這倒不是我想要避而不談,國防總部要求召開的緊急會議,總不是可以大說特說的事情。
雖說我在接到上司命令後就把瑪莎·布魯姆丟下了,但是這會開完我不是立馬就趕過來了嗎?
新官上任,我也是很忙的啊。
瑪莎·布魯姆故意裝得什麼也聽不懂,歪著腦袋眨了眨眼睛。
我的腦海浮現的是被獵狗盯上的兔子。
不,或許該形容為遇上獅子的小鹿。
「幫你一個忙,差點送掉我一條命,先前那場大火都上新聞了,你知道嗎?」
布魯姆不再掩飾心中的想法,皺起了眉頭,她不耐煩地用手指指節敲打著桌面。
我面前的紅茶茶杯受震,不斷發出輕微顫音,裡面的液體從中心往外揚起陣陣漣漪。
我知道,我當然知道,那場火可是我放的。
且不管機器人用以潤滑關節的機油,就是人類屍體自身的脂肪,都是非常好的燃料。
當時我取下口中點著的煙,朝那些堆積如山的屍體擲去。
霎時間,大理腦科醫學研究聯盟所在的那座浮空島,皆遭到泛著黑光的火舌吞噬。
「你說你有急事先走一步,我還以為你已經先我一步被火燒死了呢。
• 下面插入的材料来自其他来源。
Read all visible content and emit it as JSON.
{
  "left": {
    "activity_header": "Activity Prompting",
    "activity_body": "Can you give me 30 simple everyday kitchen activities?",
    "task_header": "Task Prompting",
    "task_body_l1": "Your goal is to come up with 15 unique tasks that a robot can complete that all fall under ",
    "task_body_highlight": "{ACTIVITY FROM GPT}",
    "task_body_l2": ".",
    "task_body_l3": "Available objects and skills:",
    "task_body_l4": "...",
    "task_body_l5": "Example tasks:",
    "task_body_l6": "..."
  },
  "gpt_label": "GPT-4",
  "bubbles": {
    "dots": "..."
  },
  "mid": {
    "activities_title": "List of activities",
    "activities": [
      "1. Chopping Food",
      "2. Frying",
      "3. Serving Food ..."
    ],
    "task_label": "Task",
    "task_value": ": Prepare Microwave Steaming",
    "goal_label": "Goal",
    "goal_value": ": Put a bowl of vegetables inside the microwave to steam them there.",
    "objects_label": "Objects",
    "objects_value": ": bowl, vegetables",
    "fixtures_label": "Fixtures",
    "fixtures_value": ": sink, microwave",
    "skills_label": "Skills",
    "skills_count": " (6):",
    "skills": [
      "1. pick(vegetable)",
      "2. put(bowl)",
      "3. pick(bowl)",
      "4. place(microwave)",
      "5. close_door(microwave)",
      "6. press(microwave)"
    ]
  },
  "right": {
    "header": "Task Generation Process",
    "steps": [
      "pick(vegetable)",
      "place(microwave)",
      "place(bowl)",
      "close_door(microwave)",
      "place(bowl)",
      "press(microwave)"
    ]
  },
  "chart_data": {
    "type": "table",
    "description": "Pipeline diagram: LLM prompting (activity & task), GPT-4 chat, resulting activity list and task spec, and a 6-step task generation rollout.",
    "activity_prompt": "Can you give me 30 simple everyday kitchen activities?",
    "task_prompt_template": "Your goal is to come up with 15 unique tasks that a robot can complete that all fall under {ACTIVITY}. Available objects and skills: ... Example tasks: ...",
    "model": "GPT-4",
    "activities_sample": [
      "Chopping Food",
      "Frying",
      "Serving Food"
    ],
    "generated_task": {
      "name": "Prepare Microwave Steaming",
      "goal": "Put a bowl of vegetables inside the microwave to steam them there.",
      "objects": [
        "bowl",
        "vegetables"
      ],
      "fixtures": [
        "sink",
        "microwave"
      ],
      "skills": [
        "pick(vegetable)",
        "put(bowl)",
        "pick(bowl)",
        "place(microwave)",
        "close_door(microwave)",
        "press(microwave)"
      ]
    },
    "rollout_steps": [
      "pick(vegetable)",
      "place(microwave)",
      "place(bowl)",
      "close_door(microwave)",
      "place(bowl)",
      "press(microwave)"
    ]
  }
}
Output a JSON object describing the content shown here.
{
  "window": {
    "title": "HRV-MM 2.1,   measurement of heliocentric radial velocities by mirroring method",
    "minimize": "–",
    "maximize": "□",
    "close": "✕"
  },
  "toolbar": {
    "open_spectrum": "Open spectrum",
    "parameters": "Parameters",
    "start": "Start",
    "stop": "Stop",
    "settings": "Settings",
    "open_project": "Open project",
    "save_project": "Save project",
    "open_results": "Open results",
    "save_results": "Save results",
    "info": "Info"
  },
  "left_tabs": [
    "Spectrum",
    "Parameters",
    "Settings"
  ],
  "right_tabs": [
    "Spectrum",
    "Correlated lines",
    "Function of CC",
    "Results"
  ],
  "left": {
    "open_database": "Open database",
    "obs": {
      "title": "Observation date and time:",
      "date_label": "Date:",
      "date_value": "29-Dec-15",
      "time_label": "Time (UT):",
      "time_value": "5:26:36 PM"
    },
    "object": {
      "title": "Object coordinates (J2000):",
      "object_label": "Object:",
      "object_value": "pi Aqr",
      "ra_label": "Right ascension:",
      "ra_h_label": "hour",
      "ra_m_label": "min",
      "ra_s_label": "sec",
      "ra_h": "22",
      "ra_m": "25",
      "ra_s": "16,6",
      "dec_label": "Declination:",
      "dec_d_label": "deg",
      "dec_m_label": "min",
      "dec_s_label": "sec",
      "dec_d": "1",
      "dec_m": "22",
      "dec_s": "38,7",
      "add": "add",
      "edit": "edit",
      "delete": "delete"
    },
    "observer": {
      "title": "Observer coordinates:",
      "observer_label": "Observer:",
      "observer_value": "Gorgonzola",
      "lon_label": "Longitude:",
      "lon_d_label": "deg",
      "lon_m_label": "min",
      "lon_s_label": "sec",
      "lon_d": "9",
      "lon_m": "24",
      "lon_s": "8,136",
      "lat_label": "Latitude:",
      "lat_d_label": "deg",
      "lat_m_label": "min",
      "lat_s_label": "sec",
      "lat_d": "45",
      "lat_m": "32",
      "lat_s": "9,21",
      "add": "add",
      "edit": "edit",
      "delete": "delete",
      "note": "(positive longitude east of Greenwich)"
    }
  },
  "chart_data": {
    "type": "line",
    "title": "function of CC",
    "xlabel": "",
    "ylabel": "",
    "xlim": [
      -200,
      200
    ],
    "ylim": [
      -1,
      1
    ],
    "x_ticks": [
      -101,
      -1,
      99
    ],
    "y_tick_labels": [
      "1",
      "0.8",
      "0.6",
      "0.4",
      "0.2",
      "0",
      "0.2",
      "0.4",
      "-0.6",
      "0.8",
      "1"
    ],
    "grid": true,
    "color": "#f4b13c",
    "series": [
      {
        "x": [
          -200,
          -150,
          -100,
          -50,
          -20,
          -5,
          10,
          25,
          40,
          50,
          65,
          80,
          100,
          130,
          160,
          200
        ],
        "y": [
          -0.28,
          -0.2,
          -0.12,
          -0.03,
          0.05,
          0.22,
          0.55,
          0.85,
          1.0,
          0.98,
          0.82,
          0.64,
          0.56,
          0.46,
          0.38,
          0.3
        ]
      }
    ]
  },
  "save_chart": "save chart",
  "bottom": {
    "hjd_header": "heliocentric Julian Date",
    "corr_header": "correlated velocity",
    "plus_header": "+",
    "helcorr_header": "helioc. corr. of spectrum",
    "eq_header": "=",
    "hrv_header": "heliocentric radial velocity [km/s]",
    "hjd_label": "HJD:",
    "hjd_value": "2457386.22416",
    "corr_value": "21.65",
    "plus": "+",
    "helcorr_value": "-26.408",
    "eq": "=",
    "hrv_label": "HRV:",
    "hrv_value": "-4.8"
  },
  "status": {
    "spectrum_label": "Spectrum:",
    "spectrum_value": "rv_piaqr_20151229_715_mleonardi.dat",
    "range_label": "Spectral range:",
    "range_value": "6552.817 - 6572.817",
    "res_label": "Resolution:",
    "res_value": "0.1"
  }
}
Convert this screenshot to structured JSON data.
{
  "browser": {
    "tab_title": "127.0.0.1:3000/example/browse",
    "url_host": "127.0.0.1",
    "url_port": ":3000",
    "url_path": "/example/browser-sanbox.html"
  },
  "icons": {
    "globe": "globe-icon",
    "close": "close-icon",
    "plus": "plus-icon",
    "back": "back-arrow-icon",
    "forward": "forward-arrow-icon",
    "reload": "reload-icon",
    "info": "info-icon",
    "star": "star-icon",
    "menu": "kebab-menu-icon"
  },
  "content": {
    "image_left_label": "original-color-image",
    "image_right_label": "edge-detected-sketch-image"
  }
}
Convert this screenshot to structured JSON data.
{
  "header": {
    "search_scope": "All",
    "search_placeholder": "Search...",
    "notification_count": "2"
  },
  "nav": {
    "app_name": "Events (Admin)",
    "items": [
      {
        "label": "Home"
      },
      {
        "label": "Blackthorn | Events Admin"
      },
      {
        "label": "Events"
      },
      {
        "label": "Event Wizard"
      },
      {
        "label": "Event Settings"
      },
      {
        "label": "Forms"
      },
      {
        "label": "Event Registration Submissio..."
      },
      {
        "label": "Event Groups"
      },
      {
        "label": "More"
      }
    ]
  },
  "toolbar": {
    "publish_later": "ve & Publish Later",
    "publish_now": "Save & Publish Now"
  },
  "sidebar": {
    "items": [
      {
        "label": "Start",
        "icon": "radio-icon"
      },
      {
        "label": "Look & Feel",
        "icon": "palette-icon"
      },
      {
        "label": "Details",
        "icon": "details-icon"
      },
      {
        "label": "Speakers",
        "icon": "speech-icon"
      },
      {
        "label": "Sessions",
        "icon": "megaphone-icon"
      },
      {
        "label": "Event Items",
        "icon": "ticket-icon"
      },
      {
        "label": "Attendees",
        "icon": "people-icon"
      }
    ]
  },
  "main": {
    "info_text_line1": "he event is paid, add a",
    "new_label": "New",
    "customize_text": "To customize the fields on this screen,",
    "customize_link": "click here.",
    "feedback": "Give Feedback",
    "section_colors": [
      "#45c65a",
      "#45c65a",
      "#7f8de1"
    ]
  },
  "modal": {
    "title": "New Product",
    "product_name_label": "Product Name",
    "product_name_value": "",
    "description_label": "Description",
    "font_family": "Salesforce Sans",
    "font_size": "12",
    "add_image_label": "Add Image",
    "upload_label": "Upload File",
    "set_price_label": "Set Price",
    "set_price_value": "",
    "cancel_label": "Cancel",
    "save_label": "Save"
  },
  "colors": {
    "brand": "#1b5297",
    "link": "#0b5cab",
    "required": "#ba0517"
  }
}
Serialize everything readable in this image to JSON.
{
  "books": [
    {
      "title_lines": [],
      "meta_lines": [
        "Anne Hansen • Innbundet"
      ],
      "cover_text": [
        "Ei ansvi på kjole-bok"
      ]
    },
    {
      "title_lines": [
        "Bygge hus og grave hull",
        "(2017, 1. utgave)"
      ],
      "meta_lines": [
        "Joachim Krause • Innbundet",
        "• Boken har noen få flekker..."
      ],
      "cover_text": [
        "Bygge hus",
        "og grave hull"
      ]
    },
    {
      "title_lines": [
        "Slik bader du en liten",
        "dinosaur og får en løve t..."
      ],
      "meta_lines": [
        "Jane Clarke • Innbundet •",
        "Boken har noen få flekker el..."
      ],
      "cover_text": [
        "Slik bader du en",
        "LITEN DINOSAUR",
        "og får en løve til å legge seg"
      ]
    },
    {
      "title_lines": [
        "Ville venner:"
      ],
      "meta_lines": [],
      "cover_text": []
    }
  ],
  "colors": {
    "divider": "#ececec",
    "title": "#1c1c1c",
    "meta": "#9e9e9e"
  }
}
」話說到這兒,她也沒忘記調侃我。
「好人不長命,禍害遺千年。我還沒那麼容易死呢。真是謝謝你的好意了。」
老實說,知道瑪莎·布魯姆還活著,我心中鬆了口氣。
雖然她死在大火中的機率很小,但是我還是希望她能夠平安無事,只不過確實,我應該在放火之前跟她說一聲來著,她還幫我搜尋剩餘的地方呢。
不小心忘記了,真是不好意思。
我才不是出於想要利用她被燒死在醫療兵團所屬設施的這件事,讓內務部追責醫療兵團的想法而故意不和她說的。
能燒死她最好,燒不死對我來說也沒有什麼損失。
畢竟她就算懷疑我,也沒有任何實質上的證據。
你要是因此把我稱作是無血無淚、極惡無道、人格完全壞掉了的渣滓,那絕對是誤解。
我只是選擇了比較便利的做法而已。
不要把後背交給任何人。
帶著堅定的目標意識,對任何意外情況都做好生理以及心理上的準備,就不會被我這樣的小人物奪取性命。